Sprezzatura means doing something difficult, but doing it with such a casual air that no one would ever know how much effort went into it. For example, this is sprezzatura:
Is sprezzatura a good ideal for a church choir when they're singing? I think so, IF it's done right.
Our goal in church singing is to draw attention to the music and the message, not to ourselves. So we don't want to give the impression that we're out to show everybody how hard we worked to learn the songs. We want to communicate a feeling that matches the mood of the song, whatever mood that is -- joy, gratitude, love, expectation, repentance, admonition -- not a feeling of "let's see if we can pull this off."
So how do we cultivate that feeling of ease and comfort with the material?
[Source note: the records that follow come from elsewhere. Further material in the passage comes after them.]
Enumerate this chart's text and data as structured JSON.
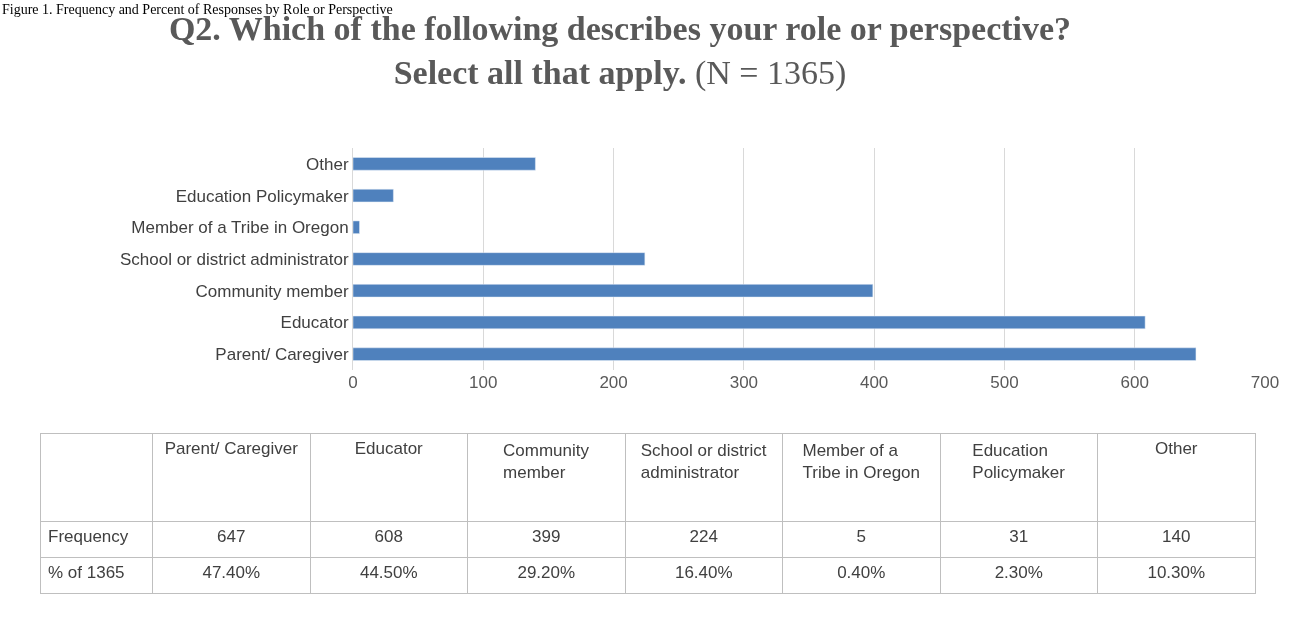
{
  "chart_data": [
    {
      "type": "bar",
      "orientation": "horizontal",
      "title": "Q2. Which of the following describes your role or perspective? Select all that apply.",
      "subtitle": "(N = 1365)",
      "annotations": [
        "Figure 1. Frequency and Percent of Responses by Role or Perspective"
      ],
      "categories": [
        "Other",
        "Education Policymaker",
        "Member of a Tribe in Oregon",
        "School or district administrator",
        "Community member",
        "Educator",
        "Parent/ Caregiver"
      ],
      "values": [
        140,
        31,
        5,
        224,
        399,
        608,
        647
      ],
      "color": "#4f81bd",
      "xlim": [
        0,
        700
      ],
      "xticks": [
        0,
        100,
        200,
        300,
        400,
        500,
        600,
        700
      ],
      "grid": "x",
      "legend": false
    },
    {
      "type": "other",
      "data_labels": true,
      "categories": [
        "Parent/ Caregiver",
        "Educator",
        "Community member",
        "School or district administrator",
        "Member of a Tribe in Oregon",
        "Education Policymaker",
        "Other"
      ],
      "series": [
        {
          "name": "Frequency",
          "values": [
            647,
            608,
            399,
            224,
            5,
            31,
            140
          ]
        },
        {
          "name": "% of 1365",
          "values": [
            47.4,
            44.5,
            29.2,
            16.4,
            0.4,
            2.3,
            10.3
          ],
          "value_labels": [
            "47.40%",
            "44.50%",
            "29.20%",
            "16.40%",
            "0.40%",
            "2.30%",
            "10.30%"
          ]
        }
      ]
    }
  ]
}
Practice, practice, practice.
Here's an analogy. The first time you're driving to a new location, you have to carefully look at your directions, the freeway and street signs, the addresses on the buildings, etc. You put an effort into successfully completing that trip. But after you've driven there many times, it becomes an instinct. You drive from your workplace to your home and barely think about the directions. Instead you can think about how glad you are to be going home, who will be there when you arrive, and what you're going to do once you're there.
It's the same way with a song. You know a song pretty well after a couple of rehearsals, but you might still have to concentrate to remember your notes, the lyrics, and the sequence. But after doing it enough times, it becomes a part of you. Everything is automatic. That's the time that you're ready to minister the song most effectively.
I believe in rehearsing new songs many times before we sing them. The more comfort we have with the technical aspects of the music, the more we can focus our mind and spirit on the message -- joy, gratitude, love, expectation, repentance, admonition. The technical demands barely trouble us any more. "You make it look so easy." Sprezzatura.